We stood beside the Little Sisters of the Poor and many other groups, and provided them with the exemptions they deserved under the law. If you want to live out your faith and serve your fellow American, we will not make you violate your conscience to do it.

Finally, I want to mention that we've gone beyond just protecting the rights of religious Americans to live out their faith by providing medical care and other important services.

Through our Center for Faith and Opportunity Initiatives, or the Partnership Center, under the leadership of Shannon Royce, we've assisted communities of faith and faith-based providers in confronting many pressing health challenges.

We've been especially proud to see faith communities work to expand access to treatment for Americans struggling with opioid addiction.

What I've laid out for you today is all the ways that, under President Trump, HHS has protected life, conscience, and faith. There's a whole lot going on.

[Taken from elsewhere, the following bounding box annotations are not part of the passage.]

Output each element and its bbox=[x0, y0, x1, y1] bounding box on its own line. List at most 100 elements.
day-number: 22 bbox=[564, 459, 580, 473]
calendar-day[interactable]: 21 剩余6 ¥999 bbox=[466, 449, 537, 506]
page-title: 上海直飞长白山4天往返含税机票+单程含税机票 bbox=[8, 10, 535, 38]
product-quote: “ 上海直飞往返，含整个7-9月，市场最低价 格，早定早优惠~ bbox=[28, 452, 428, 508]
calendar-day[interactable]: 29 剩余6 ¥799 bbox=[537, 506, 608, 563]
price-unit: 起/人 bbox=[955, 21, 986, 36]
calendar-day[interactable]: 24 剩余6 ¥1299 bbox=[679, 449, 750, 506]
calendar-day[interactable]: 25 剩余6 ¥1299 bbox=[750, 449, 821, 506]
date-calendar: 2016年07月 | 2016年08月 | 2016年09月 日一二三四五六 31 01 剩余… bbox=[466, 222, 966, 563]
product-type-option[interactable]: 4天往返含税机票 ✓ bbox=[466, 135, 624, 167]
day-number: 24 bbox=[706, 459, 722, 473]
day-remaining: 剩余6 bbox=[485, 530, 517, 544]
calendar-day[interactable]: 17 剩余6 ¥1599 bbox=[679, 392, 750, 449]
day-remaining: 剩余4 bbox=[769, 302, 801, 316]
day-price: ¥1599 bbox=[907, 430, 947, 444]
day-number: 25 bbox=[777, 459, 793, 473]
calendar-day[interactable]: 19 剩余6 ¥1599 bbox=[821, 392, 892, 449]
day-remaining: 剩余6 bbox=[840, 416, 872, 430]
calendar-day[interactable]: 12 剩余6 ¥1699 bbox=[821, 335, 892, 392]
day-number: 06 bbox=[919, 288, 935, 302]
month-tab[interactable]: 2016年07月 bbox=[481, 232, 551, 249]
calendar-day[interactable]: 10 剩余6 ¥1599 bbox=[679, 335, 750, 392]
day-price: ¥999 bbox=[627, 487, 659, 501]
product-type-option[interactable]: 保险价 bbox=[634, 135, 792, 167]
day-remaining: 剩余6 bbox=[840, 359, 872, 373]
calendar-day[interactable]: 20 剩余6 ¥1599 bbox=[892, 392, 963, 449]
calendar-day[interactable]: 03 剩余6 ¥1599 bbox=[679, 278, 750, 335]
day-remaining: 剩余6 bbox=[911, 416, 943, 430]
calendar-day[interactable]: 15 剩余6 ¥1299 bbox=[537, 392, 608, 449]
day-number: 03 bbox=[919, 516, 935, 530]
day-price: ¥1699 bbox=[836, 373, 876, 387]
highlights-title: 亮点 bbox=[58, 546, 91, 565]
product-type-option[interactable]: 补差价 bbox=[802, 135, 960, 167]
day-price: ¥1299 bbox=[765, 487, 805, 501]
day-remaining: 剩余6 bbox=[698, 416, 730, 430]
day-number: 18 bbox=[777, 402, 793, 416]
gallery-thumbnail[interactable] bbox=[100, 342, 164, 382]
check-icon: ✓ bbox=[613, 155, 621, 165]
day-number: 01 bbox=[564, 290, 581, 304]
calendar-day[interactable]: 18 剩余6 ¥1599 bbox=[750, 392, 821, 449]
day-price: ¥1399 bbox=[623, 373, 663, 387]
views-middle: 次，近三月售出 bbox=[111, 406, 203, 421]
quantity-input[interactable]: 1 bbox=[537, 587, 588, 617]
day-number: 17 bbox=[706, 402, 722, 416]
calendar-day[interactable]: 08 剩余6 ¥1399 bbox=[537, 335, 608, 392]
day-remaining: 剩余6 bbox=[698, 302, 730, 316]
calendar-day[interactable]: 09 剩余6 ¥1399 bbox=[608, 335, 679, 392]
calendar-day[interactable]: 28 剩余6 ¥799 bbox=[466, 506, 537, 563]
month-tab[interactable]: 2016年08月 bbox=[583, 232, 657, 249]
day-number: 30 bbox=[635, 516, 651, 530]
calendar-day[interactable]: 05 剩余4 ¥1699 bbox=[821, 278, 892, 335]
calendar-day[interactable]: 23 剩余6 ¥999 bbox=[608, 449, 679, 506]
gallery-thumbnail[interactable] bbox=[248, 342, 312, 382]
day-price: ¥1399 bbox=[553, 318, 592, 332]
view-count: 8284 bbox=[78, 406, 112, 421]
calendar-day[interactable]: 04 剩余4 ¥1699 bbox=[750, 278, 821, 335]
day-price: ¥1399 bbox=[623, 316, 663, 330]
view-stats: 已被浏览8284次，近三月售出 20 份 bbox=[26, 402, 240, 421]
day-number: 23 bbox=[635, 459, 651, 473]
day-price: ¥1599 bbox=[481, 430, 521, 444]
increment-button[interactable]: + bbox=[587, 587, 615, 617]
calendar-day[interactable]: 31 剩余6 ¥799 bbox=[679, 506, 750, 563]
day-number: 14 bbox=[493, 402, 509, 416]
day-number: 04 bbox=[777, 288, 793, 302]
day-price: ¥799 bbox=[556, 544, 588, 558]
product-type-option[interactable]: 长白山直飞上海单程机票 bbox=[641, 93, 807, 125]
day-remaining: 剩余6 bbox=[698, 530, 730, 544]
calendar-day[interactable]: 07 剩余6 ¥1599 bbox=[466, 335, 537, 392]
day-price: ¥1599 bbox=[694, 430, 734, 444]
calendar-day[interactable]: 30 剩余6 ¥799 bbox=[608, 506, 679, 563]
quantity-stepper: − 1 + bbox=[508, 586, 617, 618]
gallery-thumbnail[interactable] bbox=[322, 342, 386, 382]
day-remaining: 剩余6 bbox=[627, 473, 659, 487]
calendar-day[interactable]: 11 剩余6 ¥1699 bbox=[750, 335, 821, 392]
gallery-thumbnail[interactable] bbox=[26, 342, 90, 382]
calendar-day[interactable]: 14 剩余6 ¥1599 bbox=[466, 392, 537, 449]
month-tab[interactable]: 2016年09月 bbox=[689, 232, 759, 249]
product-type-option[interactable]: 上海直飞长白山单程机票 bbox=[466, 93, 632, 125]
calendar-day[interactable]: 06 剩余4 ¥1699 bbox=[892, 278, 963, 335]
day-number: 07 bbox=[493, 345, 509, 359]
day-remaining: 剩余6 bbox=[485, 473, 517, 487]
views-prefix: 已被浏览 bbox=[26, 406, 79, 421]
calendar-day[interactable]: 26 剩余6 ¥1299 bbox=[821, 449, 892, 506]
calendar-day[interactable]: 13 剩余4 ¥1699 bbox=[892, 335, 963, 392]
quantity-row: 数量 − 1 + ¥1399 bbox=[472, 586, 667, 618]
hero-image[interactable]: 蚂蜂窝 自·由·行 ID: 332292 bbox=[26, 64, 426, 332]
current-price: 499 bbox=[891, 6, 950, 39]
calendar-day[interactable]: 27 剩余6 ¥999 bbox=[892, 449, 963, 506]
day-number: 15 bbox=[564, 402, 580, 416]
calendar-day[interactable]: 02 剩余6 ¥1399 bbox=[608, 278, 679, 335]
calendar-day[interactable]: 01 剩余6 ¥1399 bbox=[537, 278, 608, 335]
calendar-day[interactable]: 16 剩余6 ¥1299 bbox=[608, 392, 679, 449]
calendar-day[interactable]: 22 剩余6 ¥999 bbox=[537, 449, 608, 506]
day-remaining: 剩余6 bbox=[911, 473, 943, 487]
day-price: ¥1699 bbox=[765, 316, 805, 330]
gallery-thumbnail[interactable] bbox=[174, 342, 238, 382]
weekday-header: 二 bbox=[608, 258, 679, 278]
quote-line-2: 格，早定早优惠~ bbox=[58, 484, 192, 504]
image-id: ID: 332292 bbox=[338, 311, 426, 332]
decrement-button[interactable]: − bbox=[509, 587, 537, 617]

But when I think about the very core of our mission, and why I'm so proud to do the work we're doing, it's pretty simple: The Department I get to run is, really, the Department of Life.

I am so proud to say that has never been more true than it is today. HHS has never fought more fiercely to protect life at all stages, from conception until natural death.

That is thanks, above all, to the work of President Trump, the most pro-life President in American history.

I'm grateful for the chance to lead that work, and to share it with you all today.

You're here today because you cherish life.

You all innately know that every human being, as the Psalms put it, is fearfully and wonderfully made. This means that each person, whether unborn, young, old, or somewhere in between, has innate dignity.

At HHS, and under President Trump, we respect that truth and will continue to fight for it. That truth undergirds our mission and informs our work every day at the department.

As you go about your work—protecting life, strengthening your own communities, and caring for your families and your country—may God bless you, and may God continue to bless the United States of America.